缶はキンキンに冷えているが、中はまだそれほどではないだろう。
「ビール飲みます? チューハイもありますよ」
冷凍庫の中で横になっている缶の名前を言うと、篠井さんは「ウイスキーはないのか?」と聞いた。
「私がウイスキーを飲むように見えます?」
「だな。
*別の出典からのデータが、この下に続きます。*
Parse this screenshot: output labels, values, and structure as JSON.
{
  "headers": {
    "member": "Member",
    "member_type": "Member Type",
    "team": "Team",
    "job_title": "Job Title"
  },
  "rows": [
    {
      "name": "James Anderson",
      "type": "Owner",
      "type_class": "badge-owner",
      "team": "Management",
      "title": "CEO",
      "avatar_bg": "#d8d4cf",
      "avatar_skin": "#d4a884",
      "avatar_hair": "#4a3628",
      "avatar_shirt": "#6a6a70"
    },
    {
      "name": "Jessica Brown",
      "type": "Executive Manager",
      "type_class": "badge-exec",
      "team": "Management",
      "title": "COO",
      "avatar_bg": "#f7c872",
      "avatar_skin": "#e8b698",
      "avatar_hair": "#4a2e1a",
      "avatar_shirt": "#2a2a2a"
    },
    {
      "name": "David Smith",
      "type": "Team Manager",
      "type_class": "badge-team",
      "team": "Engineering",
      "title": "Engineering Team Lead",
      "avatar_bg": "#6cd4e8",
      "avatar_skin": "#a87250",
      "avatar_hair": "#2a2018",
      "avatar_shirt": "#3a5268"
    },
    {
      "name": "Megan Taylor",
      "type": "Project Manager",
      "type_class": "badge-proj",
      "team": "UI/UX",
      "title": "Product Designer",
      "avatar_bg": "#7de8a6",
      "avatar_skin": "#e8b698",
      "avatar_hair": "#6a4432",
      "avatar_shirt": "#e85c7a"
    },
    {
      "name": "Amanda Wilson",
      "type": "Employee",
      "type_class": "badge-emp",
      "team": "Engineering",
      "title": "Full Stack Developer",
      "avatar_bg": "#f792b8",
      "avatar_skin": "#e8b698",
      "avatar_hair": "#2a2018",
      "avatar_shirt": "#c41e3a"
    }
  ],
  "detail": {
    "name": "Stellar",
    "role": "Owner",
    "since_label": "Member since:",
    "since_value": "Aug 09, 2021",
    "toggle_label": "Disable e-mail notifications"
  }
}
お前、飲み会でビールは乾杯の一杯だけで、あとはカクテルやサワー飲んでたもんな」
「よく覚えてますね」
寝不足からの爆睡、卓襲撃と疲れてるんだか疲れてないんだか、やっぱり疲れてるんだかの状態で、私の身体はほんのり熱く、軽く酔いが回っているようだ。
やけに楽しくて、つい篠井さんに向かって必要以上に笑って見せてしまう。
「篠井さんはいっつもビールとハイボールですよね! 飲み放題メニューにはウイスキーがないこともあるからでしょうけどぉ」
やはり酔い始めている。
頭では冷静にそうわかるのに、口調は軽くて笑いが止まらない。
さっきまで十二分に眠っていたけれど、この調子なら昼夜逆転せずに済みそうだ。
「……ビールくれ」
「はぁい」
冷凍庫からビールを出し、篠井さんに渡す。
篠井さんは缶を開けて、グビグビ音を立てて、多分半分くらい飲んだ。
私も缶を開けて飲む。
思ったより冷えていて、梅の塩味と炭酸のシュワシュワ感がいい感じの調和となり、体温を下げてくれた気がした。
「羽崎」
「はい?」
「札幌味噌ラーメンは麺が縮れてるんだ」
「はい」
「ジンギスカンは食べたことがあるか?」
「いえ」
「美味いぞ」
「そうですか」
「ネットで注文するか」
「はぁ」
篠井さんがスラックスのポケットを探り、辺りをきょろっと見回す。
恐らく、スマホを探しているのだろう。
そう気が付いて私も思い出したが、私たちのスマホはキッチンのカウンターの上で並んでいる。電源を切った状態で。
「篠井さん、スマホなら――」
「――俺は床に布団を敷いても眠れるぞ」
「はぁ」
スマホから話題を逸らしたな……。